Photographer Tim O’Brien provided the details and images for the Guatemala destination.
Guatemala
The story of my trip to Guatemala started more than twenty years ago with a Rotarian from Florida named Steve Dudenhoefer. He had a number of Guatemalans working for his landscaping company. He was so impressed with their work ethic and how they sent so much money home that he decided to visit their village in Guatemala. Seeing the poverty in the village he asked what he could do to help the village. They said that they needed a school. So he raised money to start a school for 12 children. He eventually sold his business and moved to Guatemala to continue working on this project.
Now that school, called Ak’Tenamit, draws over 500 male and female students from a number of villages in the area.

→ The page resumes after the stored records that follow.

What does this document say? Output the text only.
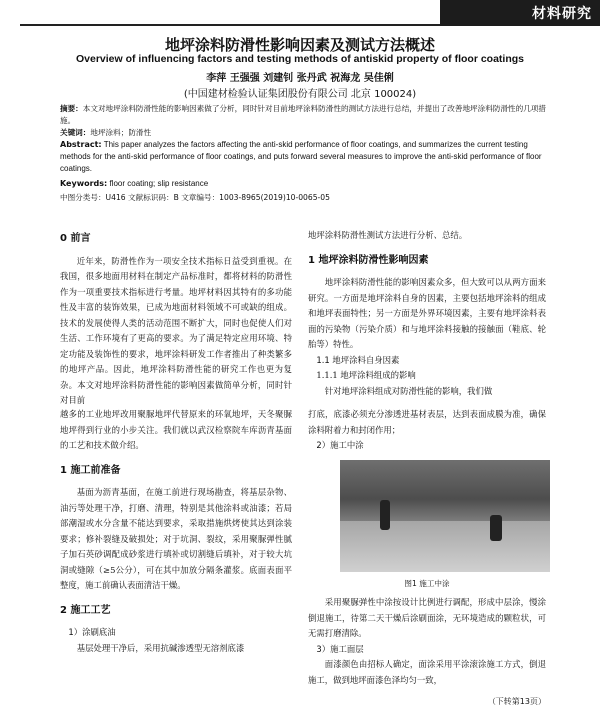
材料研究
地坪涂料防滑性影响因素及测试方法概述
Overview of influencing factors and testing methods of antiskid property of floor coatings
李萍 王强强 刘建钊 张丹武 祝海龙 吴佳俐
(中国建材检验认证集团股份有限公司 北京 100024)
摘要：本文对地坪涂料防滑性能的影响因素做了分析，同时针对目前地坪涂料防滑性的测试方法进行总结，并提出了改善地坪涂料防滑性的几项措施。
关键词：地坪涂料；防滑性
Abstract: This paper analyzes the factors affecting the anti-skid performance of floor coatings, and summarizes the current testing methods for the anti-skid performance of floor coatings, and puts forward several measures to improve the anti-skid performance of floor coatings.
Keywords: floor coating; slip resistance
中图分类号：U416 文献标识码：B 文章编号：1003-8965(2019)10-0065-05
0 前言

近年来，防滑性作为一项安全技术指标日益受到重视。在我国，很多地面用材料在制定产品标准时，都将材料的防滑性作为一项重要技术指标进行考量。地坪材料因其特有的多功能性及丰富的装饰效果，已成为地面材料领域不可或缺的组成。技术的发展使得人类的活动范围不断扩大，同时也促使人们对生活、工作环境有了更高的要求。为了满足特定应用环境、特定功能及装饰性的要求，地坪涂料研发工作者推出了种类繁多的地坪产品。因此，地坪涂料防滑性能的研究工作也更为复杂。本文对地坪涂料防滑性能的影响因素做简单分析，同时针对目前

地坪涂料防滑性测试方法进行分析、总结。

1 地坪涂料防滑性影响因素

地坪涂料防滑性能的影响因素众多，但大致可以从两方面来研究。一方面是地坪涂料自身的因素，主要包括地坪涂料的组成和地坪表面特性；另一方面是外界环境因素，主要有地坪涂料表面的污染物（污染介质）和与地坪涂料接触的接触面（鞋底、轮胎等）特性。

1.1 地坪涂料自身因素
1.1.1 地坪涂料组成的影响

针对地坪涂料组成对防滑性能的影响，我们做

越多的工业地坪改用聚脲地坪代替原来的环氧地坪，天冬聚脲地坪得到行业的小步关注。我们就以武汉检察院车库沥青基面的工艺和技术做介绍。

1 施工前准备

基面为沥青基面，在施工前进行现场勘查，将基层杂物、油污等处理干净，打磨、清理，特别是其他涂料或油漆；若局部潮湿或水分含量不能达到要求，采取措施烘烤使其达到涂装要求；修补裂缝及破损处；对于坑洞、裂纹，采用聚脲弹性腻子加石英砂调配成砂浆进行填补或切割缝后填补，对于较大坑洞或缝隙（≥5公分），可在其中加放分隔条灌浆。底面表面平整度，施工前确认表面清洁干燥。

2 施工工艺
1）涂刷底油

基层处理干净后，采用抗碱渗透型无溶剂底漆

打底，底漆必须充分渗透进基材表层，达到表面成膜为准，确保涂料附着力和封闭作用；

2）施工中涂
图1 施工中涂

采用聚脲弹性中涂按设计比例进行调配，形成中层涂，慢涂倒退施工，待第二天干燥后涂刷面涂，无环境造成的颗粒状，可无需打磨清除。

3）施工面层

面漆颜色由招标人确定，面涂采用平涂滚涂施工方式，倒退施工，做到地坪面漆色泽均匀一致，

（下转第13页）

Most of the students are Q’eqchi’ Mayan, one of the indigenous groups in Central America. In rural areas in Guatemala most students do not even complete sixth grade. The Ak’Tenamit students, who live at the school, are not only able to continue with standard school subjects in grades 7-12 but also receive vocational training in sustainable agriculture and tourism. Thanks to the generosity of Rotary Clubs and other groups such as Engineers without Borders the school now has not only dorms and classrooms for the students but also computer labs (with solar panels to provide the necessary electricity), aquaculture tanks to raise fish, a restaurant, and small ecotourism cabins that the school rents to visitors. There is also medical and dental clinics that provide care, not just for the students but also for the people of the surrounding villages.

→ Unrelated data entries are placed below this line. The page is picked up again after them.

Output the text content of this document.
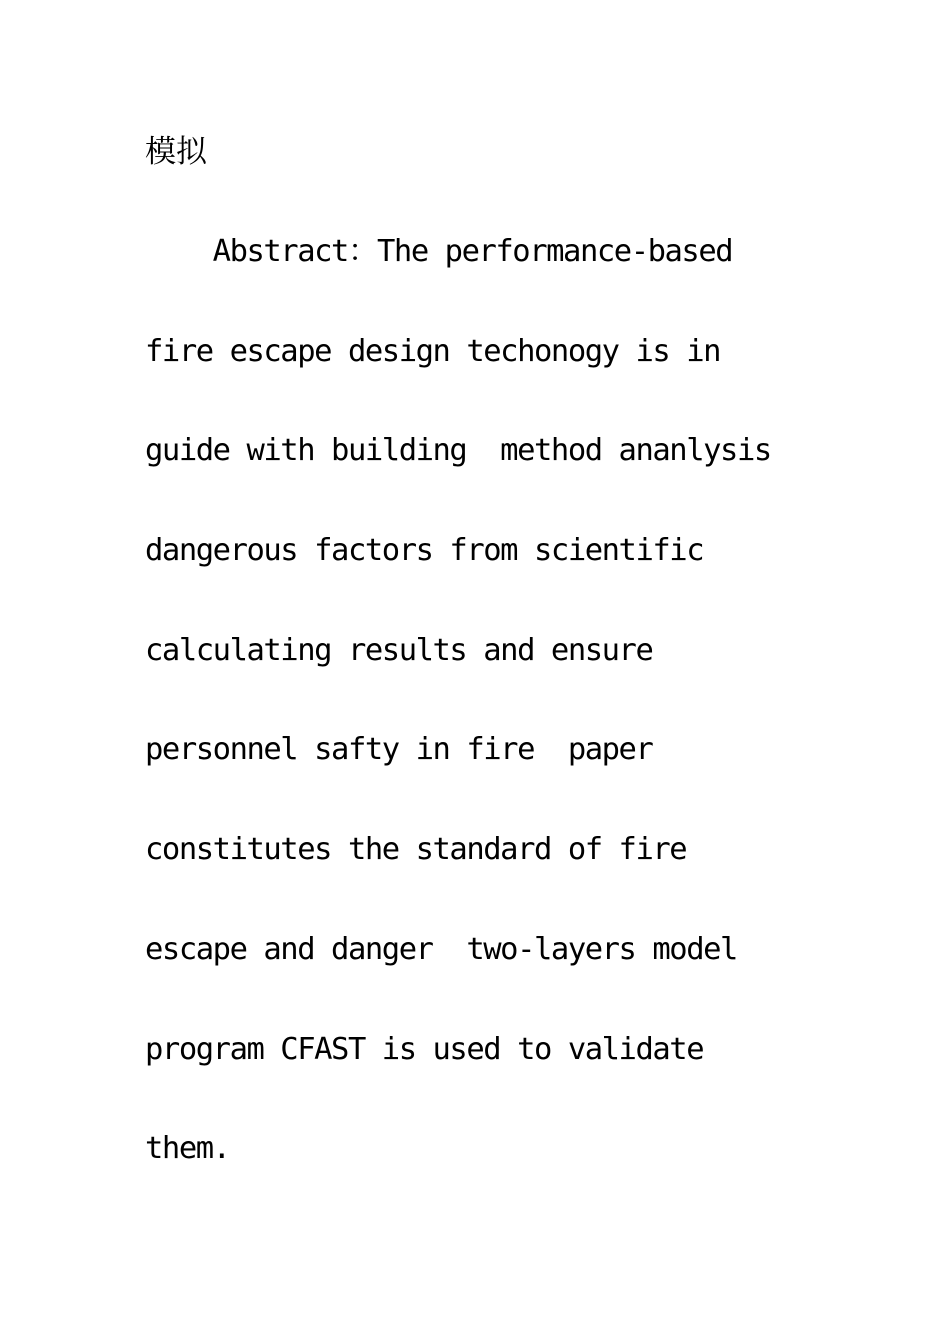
模拟
Abstract：The performance-based
fire escape design techonogy is in
guide with building  method ananlysis
dangerous factors from scientific
calculating results and ensure
personnel safty in fire  paper
constitutes the standard of fire
escape and danger  two-layers model
program CFAST is used to validate
them.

So how did this get me to Guatemala? Rotary members support Ak’Tenamit not just with money but their time as well. Every year groups of Rotarians go to the school to help build additional structures, work with students and teachers, and purchase supplies. I do not belong to a Rotary Club but my girlfriend does. It did not take long (about five minutes) for her to convince me to join the Chicago Rotary District on a trip to Guatemala in April 2016. We stayed in the town nearest the school, Livingston, a sea coast port on the mouth of the Rio Dulce River. Each day we would travel 30 minutes by boat upriver to the school to work. The students prepared our lunch every day at the restaurant at the school. Then each evening back in Livingston we ate dinner at the student run restaurant in town. I was one of several volunteers who worked with the students to build storage cabinets in a vocational training building that another Rotary Group had built earlier in the year. Once the school obtains the necessary tools they will begin classes in carpentry and other building skills. This will give students another vocational track in additional to the current agriculture and tourism. You can learn more about Ak’Tenamit by following this link.
I included one image from the school. That shows the computer lab on the girl’s side of the school. The students drew murals on the walls showing their aspirations to be teachers, cooks, doctors, or scientists. The other images are all birds. Egrets lined the banks of the Rio Dulce River so there were plenty of opportunities. There were also some ducks on the river. Egrets occasionally appeared at the sea coast in the port too. But more often there we saw pelicans and gulls.